At the time, the state of women’s hockey at Yale wasn’t nearly as dire. But the team was going through something of a rebuilding year. Dalton, who was already a member of the Team Canada squad when she arrived in New Haven, celebrated just eight wins during her first year as a scholarship wing on the Bulldogs ice hockey team.
But brighter days were just around the corner.
During three years on the varsity squad, including a season as team captain, Dalton would help transform Yale hockey into a national power, leading the program to consecutive trips to the NCAA tournament and its first appearance in the Frozen Four.

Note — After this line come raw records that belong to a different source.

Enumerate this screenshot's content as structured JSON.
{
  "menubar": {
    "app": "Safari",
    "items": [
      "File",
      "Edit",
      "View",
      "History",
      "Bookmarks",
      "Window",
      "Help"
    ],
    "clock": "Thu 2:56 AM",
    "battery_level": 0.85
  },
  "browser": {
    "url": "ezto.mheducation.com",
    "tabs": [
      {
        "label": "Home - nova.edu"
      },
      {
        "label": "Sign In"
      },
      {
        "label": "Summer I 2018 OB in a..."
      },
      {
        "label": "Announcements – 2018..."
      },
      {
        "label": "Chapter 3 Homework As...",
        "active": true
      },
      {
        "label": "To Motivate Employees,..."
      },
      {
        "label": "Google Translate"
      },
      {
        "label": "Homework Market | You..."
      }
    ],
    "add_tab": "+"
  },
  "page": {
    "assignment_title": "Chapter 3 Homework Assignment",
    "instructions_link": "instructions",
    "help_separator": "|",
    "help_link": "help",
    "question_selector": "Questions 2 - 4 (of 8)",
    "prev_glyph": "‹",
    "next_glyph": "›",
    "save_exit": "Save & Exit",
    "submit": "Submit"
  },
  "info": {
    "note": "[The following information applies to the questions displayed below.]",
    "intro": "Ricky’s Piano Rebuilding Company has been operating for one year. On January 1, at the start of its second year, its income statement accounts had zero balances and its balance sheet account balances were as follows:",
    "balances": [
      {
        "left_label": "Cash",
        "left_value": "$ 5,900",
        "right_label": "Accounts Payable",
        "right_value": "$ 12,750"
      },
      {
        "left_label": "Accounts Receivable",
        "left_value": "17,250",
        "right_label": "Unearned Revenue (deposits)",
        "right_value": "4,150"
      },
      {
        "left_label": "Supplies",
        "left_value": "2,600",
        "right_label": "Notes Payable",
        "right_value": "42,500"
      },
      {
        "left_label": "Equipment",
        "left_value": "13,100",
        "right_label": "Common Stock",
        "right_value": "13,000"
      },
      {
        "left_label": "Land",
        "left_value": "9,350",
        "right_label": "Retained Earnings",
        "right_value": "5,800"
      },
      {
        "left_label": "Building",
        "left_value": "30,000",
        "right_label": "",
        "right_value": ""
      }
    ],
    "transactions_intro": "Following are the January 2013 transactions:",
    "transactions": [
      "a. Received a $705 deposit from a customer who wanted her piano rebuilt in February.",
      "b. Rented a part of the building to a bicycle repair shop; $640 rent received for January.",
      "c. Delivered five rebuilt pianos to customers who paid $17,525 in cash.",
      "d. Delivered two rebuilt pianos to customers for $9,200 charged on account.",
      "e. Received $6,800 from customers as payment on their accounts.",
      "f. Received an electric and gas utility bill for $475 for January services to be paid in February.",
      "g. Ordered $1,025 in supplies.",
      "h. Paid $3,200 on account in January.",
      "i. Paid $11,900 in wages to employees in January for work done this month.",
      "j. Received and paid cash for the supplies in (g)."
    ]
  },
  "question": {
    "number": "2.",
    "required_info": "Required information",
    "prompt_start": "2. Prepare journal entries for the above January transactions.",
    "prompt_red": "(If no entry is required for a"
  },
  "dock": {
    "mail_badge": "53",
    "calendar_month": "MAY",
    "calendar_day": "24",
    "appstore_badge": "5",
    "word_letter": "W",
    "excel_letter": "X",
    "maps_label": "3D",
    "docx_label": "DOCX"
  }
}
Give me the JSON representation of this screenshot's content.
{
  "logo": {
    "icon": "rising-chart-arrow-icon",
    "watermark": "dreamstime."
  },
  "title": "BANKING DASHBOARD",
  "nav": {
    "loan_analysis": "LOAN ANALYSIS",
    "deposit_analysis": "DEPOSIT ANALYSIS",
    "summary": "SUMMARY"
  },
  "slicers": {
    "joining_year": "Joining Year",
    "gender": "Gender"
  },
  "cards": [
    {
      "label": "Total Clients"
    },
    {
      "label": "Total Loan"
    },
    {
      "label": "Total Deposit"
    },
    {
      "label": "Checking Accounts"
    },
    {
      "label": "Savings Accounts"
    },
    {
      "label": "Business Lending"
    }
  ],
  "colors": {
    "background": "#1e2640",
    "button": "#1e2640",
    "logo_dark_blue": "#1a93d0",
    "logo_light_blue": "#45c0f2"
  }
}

Along the way, the Morse College senior worked toward a degree in economics, with plans to eventually follow in her father’s footsteps and become an investment banker. That path, however, will have to wait. Fresh off a 28-win season for the Bulldogs, Dalton recently signed a contract with the Toronto Six, a new franchise in the Premier Hockey Federation. (The team is named after the city’s 416 area code.)
And unlike even just a few years ago, she says, professional women’s hockey now pays a live-able wage. “The timing was impeccable,” she said. “It’s finally a great time for women’s sports and I want to be a part of it.”
In addition to her achievements on the ice, Dalton received East Coast Athletic Association academic honors three times and served on the Yale Student Athletic Advisory Committee.
She also helped organize bone marrow drives for the Mandi Schwartz Foundation, a New Haven-based nonprofit named for another Canadian-born Yale hockey player who succumbed to leukemia in 2011. She plans to continue serving on the foundation planning committee.
Dalton recognizes she’ll be able to play hockey for only so long, so a career in finance may still be in her future. In the meantime, her father is fine with the career choice. And her mother is thrilled that she’ll be coming back to Toronto to join the Six. “She’s very happy,” Dalton said.